Minimum payments haven't been made on anything for months and collectors start calling first thing in the morning. The upside to this is that you're to busy wishing you could sleep and praying that there will be some payments made come next paycheck, so you don't really remember your dreams.
Umm, this morning I did remember some rather hazy dreams. The kind of stuff that made me choke on my coffee and turn bright red while checking to see if anybody in my immediate vicinity was currently mind reading. Luckily Alpha was still in bed, so no one was lol.
I tend not to have...dreams like that lol. To compound the coffee choking and hot tomato sensation that accompanied my hazy remembrance, I also got to enjoy that particular squirmy feeling that comes with admitting something to Alpha that I really don't want to lol. Because...In part of the dream I'm standing next to Alpha, He has His hand around the back of my neck, He's asking me something, and controlling the way I turn my head. I'm looking at two men. They happen to be the same man (hey, it's dreamland. They could have been purple too). One doesn't interest me at all, the other...Well, I'm telling Alpha that I would fuck the other one (enter extremely squirmy feeling during waking realizations lol).

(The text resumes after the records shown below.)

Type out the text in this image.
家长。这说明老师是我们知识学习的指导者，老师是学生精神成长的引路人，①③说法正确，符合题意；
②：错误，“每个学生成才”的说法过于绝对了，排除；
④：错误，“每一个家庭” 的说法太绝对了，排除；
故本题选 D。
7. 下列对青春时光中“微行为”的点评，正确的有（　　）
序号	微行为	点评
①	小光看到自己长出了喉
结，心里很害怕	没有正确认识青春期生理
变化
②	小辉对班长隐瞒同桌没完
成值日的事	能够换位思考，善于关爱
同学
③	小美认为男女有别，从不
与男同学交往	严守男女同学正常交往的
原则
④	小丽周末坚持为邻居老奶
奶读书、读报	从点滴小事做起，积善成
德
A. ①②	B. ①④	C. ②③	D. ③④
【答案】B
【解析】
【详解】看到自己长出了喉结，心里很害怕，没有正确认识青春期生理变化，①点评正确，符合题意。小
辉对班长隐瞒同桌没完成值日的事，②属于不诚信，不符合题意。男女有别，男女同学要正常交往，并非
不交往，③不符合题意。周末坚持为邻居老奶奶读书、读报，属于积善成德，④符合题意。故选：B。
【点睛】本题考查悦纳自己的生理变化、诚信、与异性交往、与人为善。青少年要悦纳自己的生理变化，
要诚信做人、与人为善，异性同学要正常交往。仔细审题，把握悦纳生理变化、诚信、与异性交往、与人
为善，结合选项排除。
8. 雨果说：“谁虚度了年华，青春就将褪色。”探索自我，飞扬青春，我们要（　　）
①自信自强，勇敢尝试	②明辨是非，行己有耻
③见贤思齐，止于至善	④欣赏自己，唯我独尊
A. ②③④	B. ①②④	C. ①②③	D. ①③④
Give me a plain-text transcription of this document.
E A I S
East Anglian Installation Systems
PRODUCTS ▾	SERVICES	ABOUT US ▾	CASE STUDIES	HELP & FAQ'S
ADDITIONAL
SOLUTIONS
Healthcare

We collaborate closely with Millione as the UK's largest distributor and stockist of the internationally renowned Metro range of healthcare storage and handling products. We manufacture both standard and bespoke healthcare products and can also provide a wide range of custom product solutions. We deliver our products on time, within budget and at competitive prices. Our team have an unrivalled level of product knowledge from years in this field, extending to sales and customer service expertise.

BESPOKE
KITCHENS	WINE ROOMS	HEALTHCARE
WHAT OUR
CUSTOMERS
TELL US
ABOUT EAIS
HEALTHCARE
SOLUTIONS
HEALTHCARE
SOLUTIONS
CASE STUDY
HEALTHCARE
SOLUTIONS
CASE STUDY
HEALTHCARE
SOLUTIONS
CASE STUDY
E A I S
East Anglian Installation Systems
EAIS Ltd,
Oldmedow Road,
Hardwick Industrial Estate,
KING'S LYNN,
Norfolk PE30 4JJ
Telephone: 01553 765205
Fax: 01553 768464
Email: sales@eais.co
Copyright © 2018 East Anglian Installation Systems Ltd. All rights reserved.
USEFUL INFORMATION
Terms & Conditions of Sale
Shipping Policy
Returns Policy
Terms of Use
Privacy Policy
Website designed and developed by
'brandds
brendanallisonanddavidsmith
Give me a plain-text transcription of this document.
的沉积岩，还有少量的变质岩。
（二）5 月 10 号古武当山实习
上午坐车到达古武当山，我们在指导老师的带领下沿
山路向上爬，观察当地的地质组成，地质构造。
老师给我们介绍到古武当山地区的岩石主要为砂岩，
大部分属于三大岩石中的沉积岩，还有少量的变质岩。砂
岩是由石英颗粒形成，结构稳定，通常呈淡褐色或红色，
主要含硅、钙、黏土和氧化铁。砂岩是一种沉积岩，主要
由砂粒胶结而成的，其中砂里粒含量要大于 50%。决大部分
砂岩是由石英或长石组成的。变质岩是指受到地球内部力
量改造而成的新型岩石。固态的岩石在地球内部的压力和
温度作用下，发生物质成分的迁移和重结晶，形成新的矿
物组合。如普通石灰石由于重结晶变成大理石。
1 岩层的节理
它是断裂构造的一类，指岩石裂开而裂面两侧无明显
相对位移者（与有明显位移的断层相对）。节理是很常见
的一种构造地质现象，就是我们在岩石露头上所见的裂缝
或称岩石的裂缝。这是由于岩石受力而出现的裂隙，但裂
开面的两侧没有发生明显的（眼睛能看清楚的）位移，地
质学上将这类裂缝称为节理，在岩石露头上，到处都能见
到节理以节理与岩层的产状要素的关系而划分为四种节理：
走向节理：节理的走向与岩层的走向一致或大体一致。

I thought it was kind of interesting though, because the two men in my dream were the same person, but one was clearly darker, Dominant...different. The other had the same physical appearance (okay, minus black leather jacket lol), different everything though...softer and less intense.
And there, I think, is my little peek into the abyss of attraction and one of the reasons I tend to go out of my way to avoid other Dominant men. Because it fucks with the slut in me. And while Alpha has clearly seen it all and probably knows better than I do, it's difficult to admit directly--what I find attractive and pushes my buttons. Then again, it's one thing to admit it. Another thing completely to actually show it.
Though I do suspect that if I spent a bit more time accepting that part of me, I would be able to squash my jealous tendencies more effectively. Because that's part of being human right? Attraction. And it's not an exclusive experience. Trying to make it so has a tendency of repressing parts of who we are. And after all, attraction isn't everything by any means--a serial killer could be attractive, but you don't want to marry him and say "you own me, do whatever you want with me" lol.
But it all just goes to show--I will find the most gorgeous man in the world completely unattractive if he hasn't got the intensity and that certain something that you see when looking at a Dominant man.
And no matter who I may see as attractive? Alpha knows it before I do. And I don't belong to any of them, nor do I want to. And He knows that too. Hmm, excessive use of "and."
Now I'll post on the way out the door and hope that Alpha reads while I'm not home so that I don't have to squirm and feel like I'm boiling in the lobster pot for the entire time it takes Him to read this (He really could work on that whole speed reading thing sheesh).